BACKGROUND: Since cytomegalovirus (CMV) infection can cause serious clinical complications in immunocompromised individuals, we assessed cellular immune requirements for protection against CMV end-organ disease (CMV-EOD) in human immunodeficiency virus type 1 (HIV-1) infection. METHODS: Longitudinal samples from HIV-1-infected patients in the Amsterdam cohort were analyzed. Dynamics of CMV-specific CD8(+) and CD4(+) T cell responses were analyzed by 4-color fluorescence analysis using major histocompatibility class I CMV peptide-tetramers and by intracellular staining for perforin, granzyme B, and interferon (IFN)- gamma after stimulation with CMV-specific stimuli. CMV load was measured in parallel. RESULTS: In individuals progressing to acquired immunodeficiency syndrome with CMV-EOD, CMV-specific IFN- gamma -producing CD4(+) T cells disappeared during the year before onset of CMV-EOD. This disappearance was accompanied by a sharp increase in CMV load before onset of disease. Despite increasing CMV-specific CD8(+) T cell counts, decreasing CMV-specific IFN- gamma -producing CD8(+) T cell counts were found over time. In contrast, the percentage of CMV-specific perforin- and granzyme B-expressing CD8(+) T cells increased. CONCLUSIONS: Our data indicate that insufficient help of CD4(+) T cells may cause loss of IFN- gamma -producing CD8(+) T cells and loss of control of CMV dissemination. Increasing CMV-infected cell counts in the face of high CMV-specific perforin- and granzyme B-expressing CD8(+) T cell counts may explain the immune pathological characteristics of CMV disease.

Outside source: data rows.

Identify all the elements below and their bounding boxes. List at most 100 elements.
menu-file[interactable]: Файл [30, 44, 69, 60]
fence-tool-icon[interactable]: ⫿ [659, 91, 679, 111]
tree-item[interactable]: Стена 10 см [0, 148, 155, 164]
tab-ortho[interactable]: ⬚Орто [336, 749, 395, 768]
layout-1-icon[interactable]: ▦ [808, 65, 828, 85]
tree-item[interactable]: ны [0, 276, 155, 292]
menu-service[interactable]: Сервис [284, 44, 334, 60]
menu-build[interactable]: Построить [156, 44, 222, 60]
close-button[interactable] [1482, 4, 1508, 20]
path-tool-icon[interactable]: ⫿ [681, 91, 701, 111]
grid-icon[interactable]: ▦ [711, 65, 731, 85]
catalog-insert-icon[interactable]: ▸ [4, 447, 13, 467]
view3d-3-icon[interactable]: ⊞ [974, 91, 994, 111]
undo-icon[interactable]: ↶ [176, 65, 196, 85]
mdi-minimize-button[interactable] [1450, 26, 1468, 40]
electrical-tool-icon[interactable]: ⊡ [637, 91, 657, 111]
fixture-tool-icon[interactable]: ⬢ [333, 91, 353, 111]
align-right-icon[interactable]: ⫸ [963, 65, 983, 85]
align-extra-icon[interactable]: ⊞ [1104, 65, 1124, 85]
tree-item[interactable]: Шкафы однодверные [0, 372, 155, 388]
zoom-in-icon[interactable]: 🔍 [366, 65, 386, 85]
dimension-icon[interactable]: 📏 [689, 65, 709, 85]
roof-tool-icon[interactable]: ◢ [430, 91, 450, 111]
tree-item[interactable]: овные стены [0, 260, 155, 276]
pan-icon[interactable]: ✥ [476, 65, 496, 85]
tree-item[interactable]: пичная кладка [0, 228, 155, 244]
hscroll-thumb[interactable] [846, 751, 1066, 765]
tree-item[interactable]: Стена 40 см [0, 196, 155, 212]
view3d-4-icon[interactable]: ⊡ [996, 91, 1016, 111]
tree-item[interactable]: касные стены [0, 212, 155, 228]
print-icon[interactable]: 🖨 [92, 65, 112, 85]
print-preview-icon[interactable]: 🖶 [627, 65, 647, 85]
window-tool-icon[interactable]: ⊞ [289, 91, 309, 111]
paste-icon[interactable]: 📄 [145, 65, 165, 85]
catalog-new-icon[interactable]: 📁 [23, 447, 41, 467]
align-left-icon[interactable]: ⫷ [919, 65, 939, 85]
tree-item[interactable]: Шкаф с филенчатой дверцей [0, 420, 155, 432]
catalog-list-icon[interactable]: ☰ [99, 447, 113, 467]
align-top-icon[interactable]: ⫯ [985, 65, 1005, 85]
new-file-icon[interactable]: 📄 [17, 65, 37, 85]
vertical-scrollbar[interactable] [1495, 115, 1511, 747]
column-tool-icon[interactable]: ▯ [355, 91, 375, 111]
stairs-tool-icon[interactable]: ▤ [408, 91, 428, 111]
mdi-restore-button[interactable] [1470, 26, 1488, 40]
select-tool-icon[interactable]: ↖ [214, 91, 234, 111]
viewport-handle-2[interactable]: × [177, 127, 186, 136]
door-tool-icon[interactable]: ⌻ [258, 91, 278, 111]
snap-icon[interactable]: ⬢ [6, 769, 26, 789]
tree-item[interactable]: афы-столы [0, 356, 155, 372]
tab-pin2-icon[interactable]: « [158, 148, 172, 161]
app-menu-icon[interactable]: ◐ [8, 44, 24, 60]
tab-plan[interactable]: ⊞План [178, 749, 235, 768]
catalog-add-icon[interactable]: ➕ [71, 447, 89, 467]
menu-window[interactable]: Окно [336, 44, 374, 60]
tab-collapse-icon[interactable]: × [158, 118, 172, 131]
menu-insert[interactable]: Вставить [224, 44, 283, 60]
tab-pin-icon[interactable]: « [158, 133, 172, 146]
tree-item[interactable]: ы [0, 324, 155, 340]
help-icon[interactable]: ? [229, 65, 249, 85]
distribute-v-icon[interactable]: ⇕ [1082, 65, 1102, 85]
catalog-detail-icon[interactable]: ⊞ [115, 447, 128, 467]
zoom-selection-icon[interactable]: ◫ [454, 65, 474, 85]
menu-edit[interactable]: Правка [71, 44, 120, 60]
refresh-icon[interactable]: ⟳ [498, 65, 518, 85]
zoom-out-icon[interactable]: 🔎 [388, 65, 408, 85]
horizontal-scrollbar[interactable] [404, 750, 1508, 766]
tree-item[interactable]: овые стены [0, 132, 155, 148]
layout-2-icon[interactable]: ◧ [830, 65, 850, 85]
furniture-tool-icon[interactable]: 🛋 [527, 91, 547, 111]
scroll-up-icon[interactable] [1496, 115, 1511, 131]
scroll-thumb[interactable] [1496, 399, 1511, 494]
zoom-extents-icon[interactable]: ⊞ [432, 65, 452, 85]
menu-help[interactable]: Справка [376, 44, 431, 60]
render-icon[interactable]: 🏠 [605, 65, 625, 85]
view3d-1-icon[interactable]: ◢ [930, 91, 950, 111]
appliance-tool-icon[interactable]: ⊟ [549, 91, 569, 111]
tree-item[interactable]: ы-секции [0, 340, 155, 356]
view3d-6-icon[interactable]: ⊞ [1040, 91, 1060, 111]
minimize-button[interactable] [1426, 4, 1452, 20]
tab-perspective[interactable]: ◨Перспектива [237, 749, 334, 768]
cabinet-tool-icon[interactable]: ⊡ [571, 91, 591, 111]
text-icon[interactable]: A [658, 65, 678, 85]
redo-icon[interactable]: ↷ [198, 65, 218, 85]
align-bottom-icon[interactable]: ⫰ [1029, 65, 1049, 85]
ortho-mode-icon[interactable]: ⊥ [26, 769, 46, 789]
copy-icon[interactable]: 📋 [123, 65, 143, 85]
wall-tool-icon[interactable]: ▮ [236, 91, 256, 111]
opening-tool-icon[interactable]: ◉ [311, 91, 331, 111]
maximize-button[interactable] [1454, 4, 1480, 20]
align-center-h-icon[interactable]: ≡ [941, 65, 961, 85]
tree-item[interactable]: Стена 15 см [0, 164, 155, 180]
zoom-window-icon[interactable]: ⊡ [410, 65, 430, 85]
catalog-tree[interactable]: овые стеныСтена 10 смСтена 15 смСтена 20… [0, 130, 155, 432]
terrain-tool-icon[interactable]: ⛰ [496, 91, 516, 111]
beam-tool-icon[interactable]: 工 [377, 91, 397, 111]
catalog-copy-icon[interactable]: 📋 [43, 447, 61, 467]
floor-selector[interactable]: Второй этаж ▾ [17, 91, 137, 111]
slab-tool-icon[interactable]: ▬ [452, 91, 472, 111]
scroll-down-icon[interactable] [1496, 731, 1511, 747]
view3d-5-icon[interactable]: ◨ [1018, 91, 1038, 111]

Characterization of virus-specific CD8(+) effector T cells in the course of HIV-1 infection: longitudinal analyses in slow and rapid progressors.

Studies in humans have provided evidence that CD8(+) T cells exhibit distinct phenotypical and functional properties dependent on virus specificity. It is not known how these T-cell phenotypes develop over the course of infection. Dynamics and properties of T cells specific for human immunodeficiency virus (HIV), cytomegalovirus (CMV), and Epstein-Barr virus (EBV) in HIV infection were investigated in relation to viral load. In rapid progressors, HIV-specific CD8(+) T cells were less differentiated early in infection and did not develop a more differentiated phenotype. In slow progressors, perforin expression of HIV-specific CD8(+) T cells slightly increased over time. HIV and EBV loads were detectable in all individuals, while CMV load could not be detected. Thus, in individuals with progressive HIV infection, HIV-specific T cells are less differentiated already early in infection. This apparent block in differentiation may be partly caused by chronic viremia or lack of CD4(+) T-cell help.